The Verve album ‘Urban Hymns’ turns 25
By 1996, The Verve had reached breaking point. “We couldn’t carry on as we were,” Richard Ashcroft told the BBC back in 2012. “We’d been on an American tour, which had taken its toll. The recording of the album prior to this, Northern Soul, had also taken its toll on almost everyone – mentally and physically. We simply couldn’t go on anymore in that environment; it wasn’t conducive to creating anything.”
In need of respite, Ashcroft retreated to the West Country, where, away from the churn of London, he sat down to write some new music. “I was literally on my own with an acoustic guitar and a dictaphone. And what I used to do is I’d start recording ideas on the dictaphone, and I realised that if I played them back fast I found I had a condensed version of the song. And suddenly it made complete sense.” The songs on that dictaphone would eventually form the bulk of Urban Hymns.

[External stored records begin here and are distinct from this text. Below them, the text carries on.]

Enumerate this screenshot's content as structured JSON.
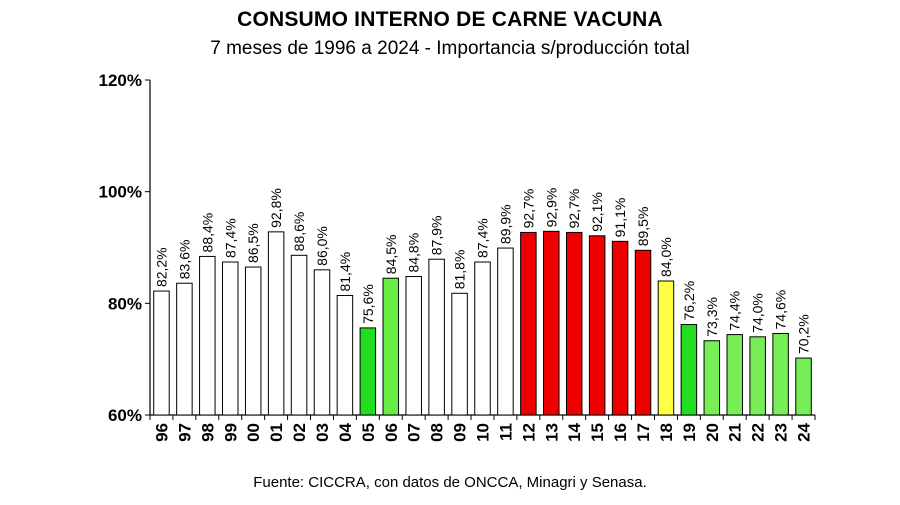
{
  "chart_data": {
    "type": "bar",
    "title": "CONSUMO INTERNO DE CARNE VACUNA",
    "subtitle": "7 meses de 1996 a 2024 - Importancia s/producción total",
    "source": "Fuente: CICCRA, con datos de ONCCA, Minagri y Senasa.",
    "ylim": [
      60,
      120
    ],
    "yticks": [
      "60%",
      "80%",
      "100%",
      "120%"
    ],
    "ytick_values": [
      60,
      80,
      100,
      120
    ],
    "categories": [
      "96",
      "97",
      "98",
      "99",
      "00",
      "01",
      "02",
      "03",
      "04",
      "05",
      "06",
      "07",
      "08",
      "09",
      "10",
      "11",
      "12",
      "13",
      "14",
      "15",
      "16",
      "17",
      "18",
      "19",
      "20",
      "21",
      "22",
      "23",
      "24"
    ],
    "values": [
      82.2,
      83.6,
      88.4,
      87.4,
      86.5,
      92.8,
      88.6,
      86.0,
      81.4,
      75.6,
      84.5,
      84.8,
      87.9,
      81.8,
      87.4,
      89.9,
      92.7,
      92.9,
      92.7,
      92.1,
      91.1,
      89.5,
      84.0,
      76.2,
      73.3,
      74.4,
      74.0,
      74.6,
      70.2
    ],
    "labels": [
      "82,2%",
      "83,6%",
      "88,4%",
      "87,4%",
      "86,5%",
      "92,8%",
      "88,6%",
      "86,0%",
      "81,4%",
      "75,6%",
      "84,5%",
      "84,8%",
      "87,9%",
      "81,8%",
      "87,4%",
      "89,9%",
      "92,7%",
      "92,9%",
      "92,7%",
      "92,1%",
      "91,1%",
      "89,5%",
      "84,0%",
      "76,2%",
      "73,3%",
      "74,4%",
      "74,0%",
      "74,6%",
      "70,2%"
    ],
    "bar_colors": [
      "#ffffff",
      "#ffffff",
      "#ffffff",
      "#ffffff",
      "#ffffff",
      "#ffffff",
      "#ffffff",
      "#ffffff",
      "#ffffff",
      "#22dd22",
      "#66ee44",
      "#ffffff",
      "#ffffff",
      "#ffffff",
      "#ffffff",
      "#ffffff",
      "#ee0000",
      "#ee0000",
      "#ee0000",
      "#ee0000",
      "#ee0000",
      "#ee0000",
      "#ffff44",
      "#22dd22",
      "#77ee55",
      "#77ee55",
      "#77ee55",
      "#77ee55",
      "#77ee55"
    ],
    "grid": false,
    "legend": "none"
  }
}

Ashcroft knew he was on to something good. The songs were coming thick and fast, and he’d just picked a copy of Andrew Oldham’s ‘The Last Time’ at a local record store, which the band would later sample for their era-defining track ‘Bittersweet Symphony’. Ashcroft explained: “I’d just be walking around town with these tunes in my head, feeling as though I was almost emanating this, this glow.”
Ashcroft’s confidence was coupled with a hitherto unseen level of support from his newly-reformed band, who, during the making of Northern Soul, had been hesitant to let Ashcroft “take the reins” and drive the experimentally-inclined band towards a more straight-up rock sound. With Urban Hymns, things felt different. “I think with Urban Hymns I was given that opportunity because technically it was my record, and I became obsessed with trying to crystallise these emotions in the most perfect way.”
The recording process proved to be an almost spiritual experience for The Verve. The band’s former drummer, Nick McCabe, had previously refused to rejoin the group. Once Ashcroft explained that “nothing other than The Verve would do,” however, he agreed to return. With the full band back together, the studio had a new energy. “I literally couldn’t eat,” Ashcroft later said. “I needed to record. I was working big hours. And it was at that time that all the ideas for the backing – the percussion and where the claps would be – came together, and it just felt so right and easy for me in the studio.”
On release, Urban Hymns cemented The Verve as the leading light of British music. It was no surprise to Ashcroft, who had always had a suspicion his new material was going to blow Oasis out of the water. “You’ve got ‘Live Forever’ and all that, but wait until I record these. Because I’ve got ‘Sonnet, The Drugs Don’t Work,’ Lucky Man’, ‘Space and Time'”. Of course, in the end, The Verve’s ‘Bittersweet Symphony’ won the most praise. It became a modern British anthem and was inescapable for a time.
In 1998, The Verve won a Brit Award for Best British Band, appearing on the cover of Rolling Stone that same year. For many people, ‘Bittersweet Symphony’ continues to evoke a certain idea of Britishness that has long since faded. The much-fought-over single is hard-nosed yet thoughtful; celebratory yet deeply critical. It has certainly aged with more grace than tracks like ‘Lucky Man’ and ‘The Drugs Don’t Work’, which feel restrained by the mood of the era in which they were born. Tracks like ‘Bittersweet’, ‘Come On’, and ‘Weeping Willow’, on the other hand, tap into something timeless. So many years later, Urban Hymns is still an astonishing achievement.